Although automatic, ARC offers two compression behaviors for different “flavors” of compression: Electro and Opto.
In Electro mode, release time becomes increasingly faster as the gain reduction approaches zero, but only when gain reduction is less than 3 dB. So when the Electro mode is used with moderate compression, Electro produces a great increase in RMS level. When reduction is more 3 dB, the release time becomes slower, so the compressor behaves more like a leveler when used in high gain reduction situations. The Opto mode is the inverse of Electro. As such, Opto slows down the release time as the gain reduction approaches 0 dBFS (dB Full Scale) when gain reduction is less than 3 dB. Additional controls include Bypass, Attack (0.5, 1, 2, 5, 10, 15, 20, 50 ms), Ratio (1:1 1:12), Threshold (0 60 dB), and a switch that allows the user to put the Renaissance Compressor before or after MaxxBass, allowing for a significant difference in sound. (The L2 is always at the end of the signal chain.)

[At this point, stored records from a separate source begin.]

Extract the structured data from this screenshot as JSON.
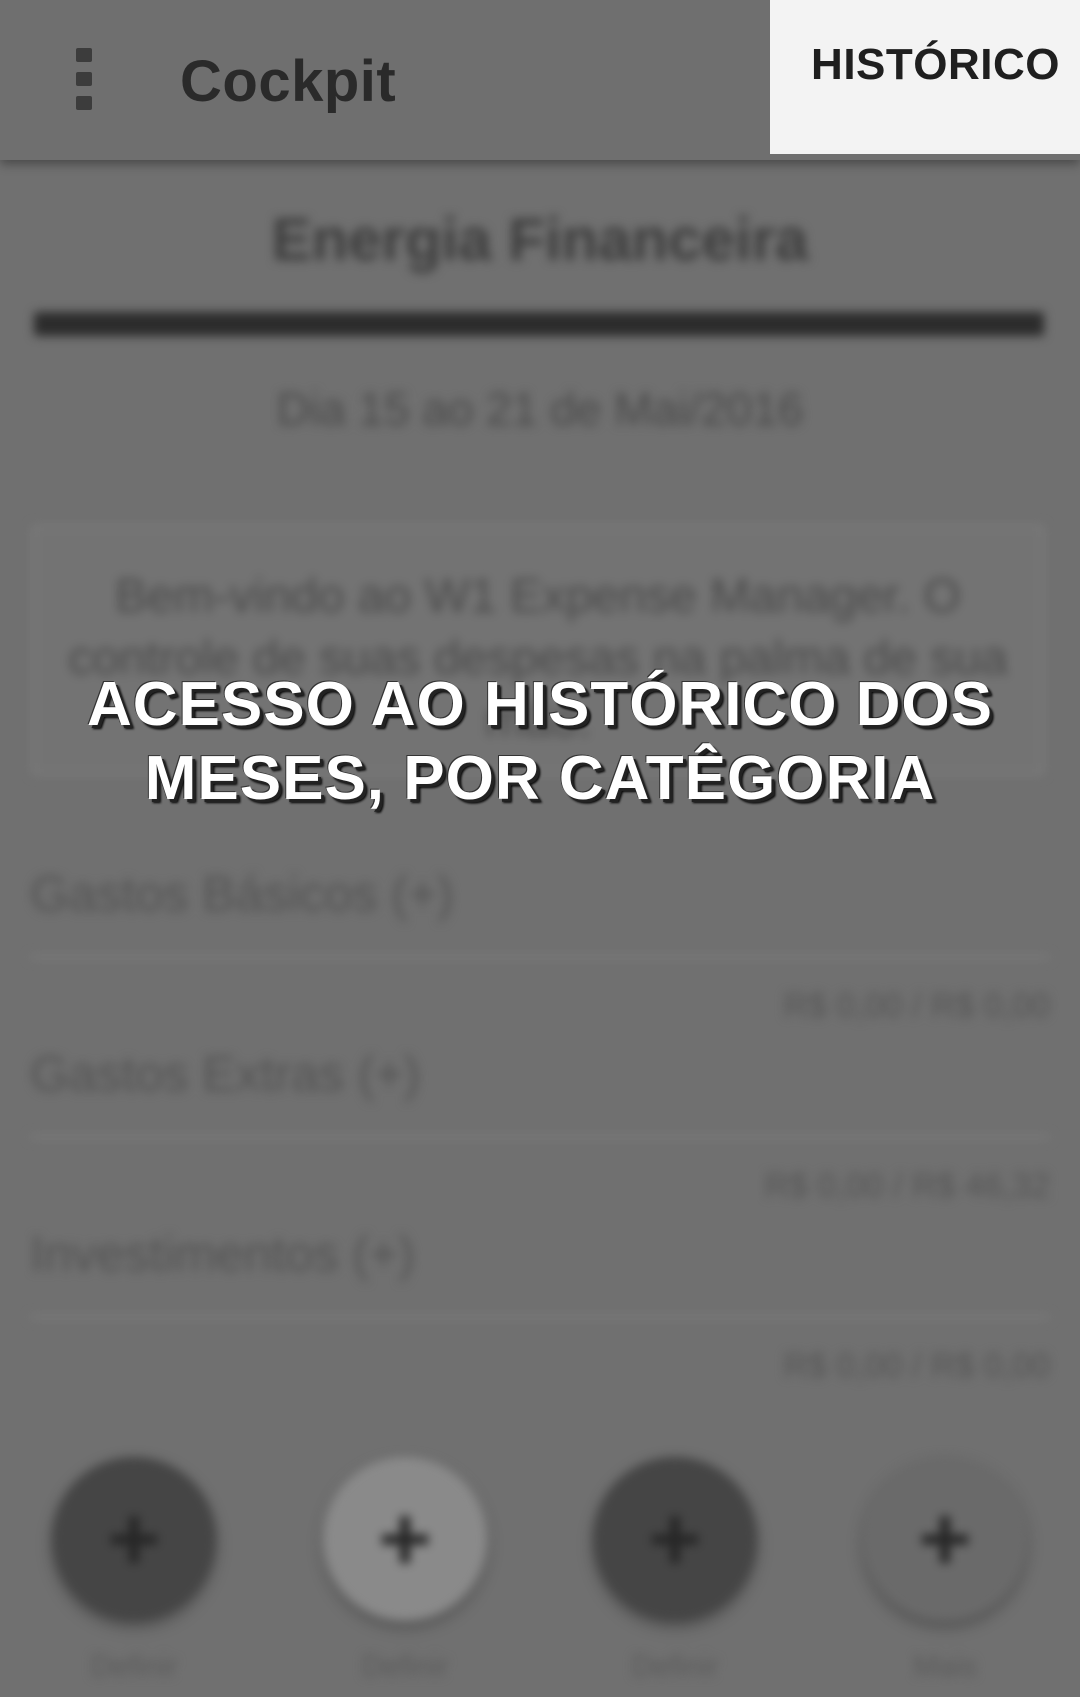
{
  "appbar": {
    "title": "Cockpit",
    "history_label": "HISTÓRICO",
    "menu_icon": "overflow-menu-icon"
  },
  "content": {
    "energy_title": "Energia Financeira",
    "period": "Dia 15 ao 21 de Mai/2016",
    "welcome_message": "Bem-vindo ao W1 Expense Manager. O controle de suas despesas na palma de sua mão."
  },
  "categories": [
    {
      "title": "Gastos Básicos (+)",
      "value": "R$ 0,00 / R$ 0,00"
    },
    {
      "title": "Gastos Extras (+)",
      "value": "R$ 0,00 / R$ 46,32"
    },
    {
      "title": "Investimentos (+)",
      "value": "R$ 0,00 / R$ 0,00"
    }
  ],
  "actions": [
    {
      "icon": "plus-icon",
      "symbol": "+",
      "label": "Definir",
      "color": "#454545"
    },
    {
      "icon": "plus-icon",
      "symbol": "+",
      "label": "Definir",
      "color": "#8a8a8a"
    },
    {
      "icon": "plus-icon",
      "symbol": "+",
      "label": "Definir",
      "color": "#454545"
    },
    {
      "icon": "plus-icon",
      "symbol": "+",
      "label": "Mais",
      "color": "#6a6a6a"
    }
  ],
  "overlay": {
    "line1": "ACESSO AO HISTÓRICO DOS",
    "line2": "MESES, POR CATÊGORIA"
  },
  "colors": {
    "dim_background": "#707070",
    "highlight": "#f3f3f3",
    "caption_text": "#ffffff"
  }
}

The unit features transformer-based analog input/output stages (using Jensen transformers) and AD/DA conversion using 24-bit converters, which are second-generation versions of those used in Waves hardware boxes marketed to mastering houses. Internally, all digital processing is done with 48-bit precision (that is, double precision), while a proprietary IDR(Increased Digital Resolution) algorithm is employed for dithering and noise-shaping, to re-quantize the signal to 24-bit, and to feed the DA converters for analog output. In addition, digital output can be set to 16-bit for direct real-time recording into CD or DAT recorders.
Working Under Fire
The MaxxBCL offers a large range of input and output levels, which can be set separately, with a range of + 9, 12, 15, 18, 20, and 24 dBu. Input and output levels can also be adjusted via an extra 12 additional 1 dB steps of trim, per channel, via the front panel. Inputs and outputs include XLR/TRS combo connectors for balanced or unbalanced inputs, XLR connectors for balanced outputs, and TRS jack connectors for balanced or unbalanced outputs. Digital inputs and outputs include both AES-EBU and S/PDIF capabilities at sample rates up to 96 kHz.
A major consideration at the design stage was ease of use during a show, and as such, the unit features four preset buttons, configured so that a short press recalls a setting, and a long press (2 seconds) stores a setting. The peak holds for all meters can operate as momentary (2 seconds) or infinite, and are reset by pressing the Peak button briefly. It is perhaps, the top potentiometer of each processor that will receive most attention during a show, as it controls intensity for MaxxBass, ratio for Renaissance Compressor, and out ceiling for the L2 limiter. In addition, displays and meters are visible under any lighting, including direct sunlight. Transformers on both the inputs and outputs provide protection against shorting, and for power and/or unit failure, the analog inputs and outputs both have bypass relays. These allow the signal to continue through the unit, defaulting to the last preset used when power returns.
To sum up, the designers of the MaxxBCL claimed to have done their utmost to appreciate the needs of live sound engineers in the field. And, since Waves is not yet well known in the live sound community, it was extremely important that this product achieve the performance and endurance standards that sound reinforcement industry professionals demand.